Articles | Volume 8, issue 6
Biogeosciences, 8, 1441–1452, 2011
Biogeosciences, 8, 1441–1452, 2011

Research article 06 Jun 2011

Research article | 06 Jun 2011

Photosynthetic responses of Emiliania huxleyi to UV radiation and elevated temperature: roles of calcified coccoliths

K. Xu1, K. Gao1, V. E. Villafañe2, and E. W. Helbling2 K. Xu et al.
  • 1State Key Laboratory of Marine Environmental Science, Xiamen University, Xiamen, 361005, China
  • 2Estación de Fotobiología Playa Unión and Consejo Nacional de Investigaciones Científicas y Técnicas (CONICET), Casilla de Correos No. 15, 9103 Rawson, Chubut, Argentina

Abstract. Changes in calcification of coccolithophores may affect their photosynthetic responses to both, ultraviolet radiation (UVR, 280–400 nm) and temperature.

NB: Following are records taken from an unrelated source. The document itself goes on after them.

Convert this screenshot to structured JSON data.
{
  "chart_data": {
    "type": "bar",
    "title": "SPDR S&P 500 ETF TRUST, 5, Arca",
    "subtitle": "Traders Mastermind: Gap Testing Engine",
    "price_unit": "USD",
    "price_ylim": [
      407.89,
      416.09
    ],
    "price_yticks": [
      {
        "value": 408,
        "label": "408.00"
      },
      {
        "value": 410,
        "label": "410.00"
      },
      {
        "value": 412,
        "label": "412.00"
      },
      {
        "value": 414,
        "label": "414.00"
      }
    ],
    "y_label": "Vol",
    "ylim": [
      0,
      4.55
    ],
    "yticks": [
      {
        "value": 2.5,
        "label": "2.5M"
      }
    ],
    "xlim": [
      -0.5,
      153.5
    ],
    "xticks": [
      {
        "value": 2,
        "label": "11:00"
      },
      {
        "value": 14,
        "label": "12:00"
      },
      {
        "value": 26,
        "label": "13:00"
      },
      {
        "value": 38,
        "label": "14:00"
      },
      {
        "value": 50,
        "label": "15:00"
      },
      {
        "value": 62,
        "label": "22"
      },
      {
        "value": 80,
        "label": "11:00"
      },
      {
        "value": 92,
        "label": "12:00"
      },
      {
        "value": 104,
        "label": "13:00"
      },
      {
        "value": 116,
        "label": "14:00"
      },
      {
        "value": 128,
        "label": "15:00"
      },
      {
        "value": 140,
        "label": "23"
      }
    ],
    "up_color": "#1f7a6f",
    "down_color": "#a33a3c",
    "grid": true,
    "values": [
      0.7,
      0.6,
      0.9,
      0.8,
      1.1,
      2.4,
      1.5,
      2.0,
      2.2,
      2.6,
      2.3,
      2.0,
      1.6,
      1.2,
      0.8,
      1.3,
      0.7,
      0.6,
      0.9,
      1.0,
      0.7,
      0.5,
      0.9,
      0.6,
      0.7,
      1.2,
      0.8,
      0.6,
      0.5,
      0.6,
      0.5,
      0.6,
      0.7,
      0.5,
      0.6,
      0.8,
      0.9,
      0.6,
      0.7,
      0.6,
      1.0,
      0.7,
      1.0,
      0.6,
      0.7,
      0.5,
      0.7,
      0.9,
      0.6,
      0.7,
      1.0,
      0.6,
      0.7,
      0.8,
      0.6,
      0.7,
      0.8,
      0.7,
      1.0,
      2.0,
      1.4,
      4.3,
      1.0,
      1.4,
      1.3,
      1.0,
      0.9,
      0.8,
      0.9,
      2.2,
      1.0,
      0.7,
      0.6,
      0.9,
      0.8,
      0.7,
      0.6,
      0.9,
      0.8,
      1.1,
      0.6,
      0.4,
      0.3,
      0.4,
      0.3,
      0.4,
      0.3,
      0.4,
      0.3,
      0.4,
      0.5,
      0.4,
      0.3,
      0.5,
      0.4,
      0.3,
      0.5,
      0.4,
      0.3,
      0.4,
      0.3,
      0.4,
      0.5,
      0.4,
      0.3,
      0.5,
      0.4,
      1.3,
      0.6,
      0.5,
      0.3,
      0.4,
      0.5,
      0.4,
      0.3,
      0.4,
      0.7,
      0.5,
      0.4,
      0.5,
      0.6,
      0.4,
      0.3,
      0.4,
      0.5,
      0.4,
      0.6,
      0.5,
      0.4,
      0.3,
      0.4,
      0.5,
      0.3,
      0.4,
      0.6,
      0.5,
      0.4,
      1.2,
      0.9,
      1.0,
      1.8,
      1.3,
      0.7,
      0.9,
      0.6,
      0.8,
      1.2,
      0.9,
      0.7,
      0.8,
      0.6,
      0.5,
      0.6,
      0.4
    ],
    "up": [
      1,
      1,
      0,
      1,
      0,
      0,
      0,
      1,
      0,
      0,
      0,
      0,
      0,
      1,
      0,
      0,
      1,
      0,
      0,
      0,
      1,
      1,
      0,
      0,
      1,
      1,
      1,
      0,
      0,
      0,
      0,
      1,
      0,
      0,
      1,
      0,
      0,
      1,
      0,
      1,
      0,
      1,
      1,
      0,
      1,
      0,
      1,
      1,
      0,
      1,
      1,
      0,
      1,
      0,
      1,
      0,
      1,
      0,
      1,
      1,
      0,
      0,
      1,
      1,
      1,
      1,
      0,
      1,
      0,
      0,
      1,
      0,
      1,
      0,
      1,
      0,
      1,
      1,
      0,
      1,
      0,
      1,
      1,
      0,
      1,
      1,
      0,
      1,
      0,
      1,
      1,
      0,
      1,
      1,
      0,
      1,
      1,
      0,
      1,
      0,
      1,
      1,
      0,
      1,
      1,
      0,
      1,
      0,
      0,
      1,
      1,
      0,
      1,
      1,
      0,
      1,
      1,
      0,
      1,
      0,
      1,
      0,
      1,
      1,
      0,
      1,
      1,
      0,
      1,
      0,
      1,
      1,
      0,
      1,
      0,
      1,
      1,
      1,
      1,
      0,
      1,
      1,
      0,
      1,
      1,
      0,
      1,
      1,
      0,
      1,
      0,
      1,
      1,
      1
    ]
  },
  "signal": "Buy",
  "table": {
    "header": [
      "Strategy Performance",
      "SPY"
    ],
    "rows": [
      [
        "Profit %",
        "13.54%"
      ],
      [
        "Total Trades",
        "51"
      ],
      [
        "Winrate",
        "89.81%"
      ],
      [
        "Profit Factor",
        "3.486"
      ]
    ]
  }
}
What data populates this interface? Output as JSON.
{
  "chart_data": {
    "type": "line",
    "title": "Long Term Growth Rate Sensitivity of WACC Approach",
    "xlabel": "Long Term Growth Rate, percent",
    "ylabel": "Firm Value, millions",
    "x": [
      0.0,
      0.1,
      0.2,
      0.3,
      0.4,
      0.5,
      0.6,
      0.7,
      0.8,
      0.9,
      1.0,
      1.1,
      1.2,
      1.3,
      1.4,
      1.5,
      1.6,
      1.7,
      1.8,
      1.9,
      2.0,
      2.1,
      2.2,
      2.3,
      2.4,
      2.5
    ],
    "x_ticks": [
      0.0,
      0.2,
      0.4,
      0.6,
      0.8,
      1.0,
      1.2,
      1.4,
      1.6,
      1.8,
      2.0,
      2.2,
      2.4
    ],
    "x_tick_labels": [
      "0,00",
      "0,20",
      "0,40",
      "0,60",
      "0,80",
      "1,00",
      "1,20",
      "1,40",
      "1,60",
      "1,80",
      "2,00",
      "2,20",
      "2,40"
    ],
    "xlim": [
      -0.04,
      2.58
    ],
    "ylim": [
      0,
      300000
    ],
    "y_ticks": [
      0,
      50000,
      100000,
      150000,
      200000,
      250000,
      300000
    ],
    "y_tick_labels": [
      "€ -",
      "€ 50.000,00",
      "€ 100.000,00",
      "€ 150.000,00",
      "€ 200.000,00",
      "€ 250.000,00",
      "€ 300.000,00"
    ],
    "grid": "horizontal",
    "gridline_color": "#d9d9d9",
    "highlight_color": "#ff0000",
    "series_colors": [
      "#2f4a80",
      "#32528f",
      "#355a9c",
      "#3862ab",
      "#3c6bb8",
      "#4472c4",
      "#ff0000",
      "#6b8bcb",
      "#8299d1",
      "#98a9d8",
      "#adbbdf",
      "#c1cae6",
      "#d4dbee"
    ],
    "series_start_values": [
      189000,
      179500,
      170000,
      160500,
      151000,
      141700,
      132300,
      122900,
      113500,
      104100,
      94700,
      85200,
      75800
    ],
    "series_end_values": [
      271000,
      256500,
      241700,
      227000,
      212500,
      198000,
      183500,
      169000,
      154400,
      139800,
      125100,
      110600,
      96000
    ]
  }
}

We operated semi-continuous cultures of Emiliania huxleyi (strain CS-369) at reduced (0.1 mM, LCa) and ambient (10 mM, HCa) Ca2+ concentrations and, after 148 generations, we exposed cells to six radiation treatments (>280, >295, >305, >320, >350 and >395 nm by using Schott filters) and two temperatures (20 and 25 °C) to examine photosynthesis and calcification responses. Overall, our study demonstrated that: (1) decreased calcification resulted in a down regulation of photoprotective mechanisms (i.e., as estimated via non-photochemical quenching, NPQ), pigments contents and photosynthetic carbon fixation; (2) calcification (C) and photosynthesis (P) (as well as their ratio) have different responses related to UVR with cells grown under the high Ca2+ concentration being more resistant to UVR than those grown under the low Ca2+ level; (3) elevated temperature increased photosynthesis and calcification of E. huxleyi grown at high Ca2+ concentrations whereas decreased both processes in low Ca2+ grown cells. Therefore, a decrease in calcification rates in E. huxleyi is expected to decrease photosynthesis rates, resulting in a negative feedback that further reduces calcification.